The American media have been going after the big-eyed, though not necessarily pretty, "Runaway Bride" Jennifer Wilbanks these days. In a slow season for the news networks and print media, the disappearance of a four-day-to-be bride certainly fill in with possible drama and twist for a story.
Forget about those sensatioinal prayers and tears or the large-scale search by police and volunteers almost nationwide before Jennifer eventually showed up somewhere in New Mexico. The compassion elicited by the once seemingly sad story proved to be meaningless for this tricky woman.
She lied to her fiance and later lied again to police and the public. She didn't go jogging on April 26, nor was she kidnapped by a made-up man and a woman. She just ran away.
The best part that benefit me from the story is to learn a new phrase, “cold feet.”
Before I got up from bed, I heard the story on NPR, or National Public Radio. "She first told police she'd been kidnapped, then she confessed to wedding jitters and cold feet," the announcer read.
The origin of this phrase "cold feet" was said to date back to a 19th-century German novel, in which a person losing his nerve and getting cold feet was a shoemaker.

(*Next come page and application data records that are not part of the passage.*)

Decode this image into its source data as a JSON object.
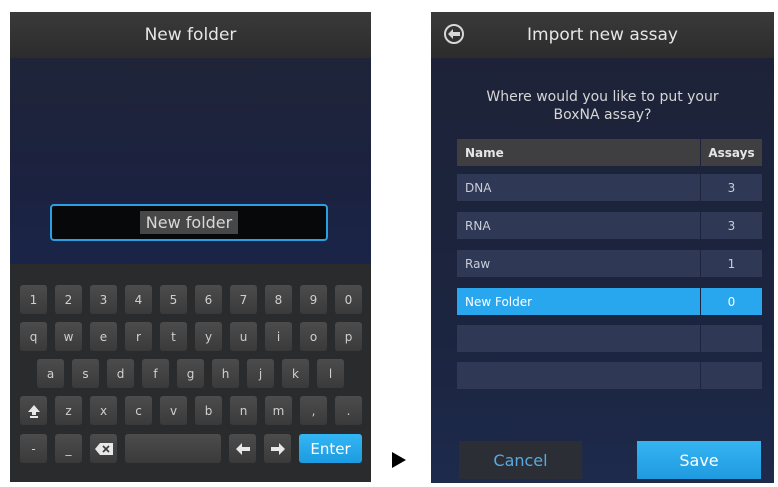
{
  "left": {
    "title": "New folder",
    "input_value": "New folder",
    "keyboard": {
      "row1": [
        "1",
        "2",
        "3",
        "4",
        "5",
        "6",
        "7",
        "8",
        "9",
        "0"
      ],
      "row2": [
        "q",
        "w",
        "e",
        "r",
        "t",
        "y",
        "u",
        "i",
        "o",
        "p"
      ],
      "row3": [
        "a",
        "s",
        "d",
        "f",
        "g",
        "h",
        "j",
        "k",
        "l"
      ],
      "row4": [
        "z",
        "x",
        "c",
        "v",
        "b",
        "n",
        "m",
        ",",
        "."
      ],
      "dash": "-",
      "underscore": "_",
      "enter": "Enter"
    }
  },
  "right": {
    "title": "Import new assay",
    "question": "Where would you like to put your BoxNA assay?",
    "table": {
      "headers": [
        "Name",
        "Assays"
      ],
      "rows": [
        {
          "name": "DNA",
          "assays": "3"
        },
        {
          "name": "RNA",
          "assays": "3"
        },
        {
          "name": "Raw",
          "assays": "1"
        },
        {
          "name": "New Folder",
          "assays": "0"
        }
      ]
    },
    "cancel_label": "Cancel",
    "save_label": "Save"
  },
  "colors": {
    "accent": "#29a7ee",
    "header_bg": "#333333",
    "panel_bg": "#1c2440"
  }
}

The phrase was later translated into English.
According to Oxford English Dictionary, the phrase first appeared in a book written by American writer Steven Crane, who used this phrase to describe people losing courage or enthusiasm.
It's interesting that in Chinese we also have similar phrase to convey similar feeling. 心灰意冷，or 心寒。When our hearts get cold, we simply lose our enthusiasm, or get disappointed.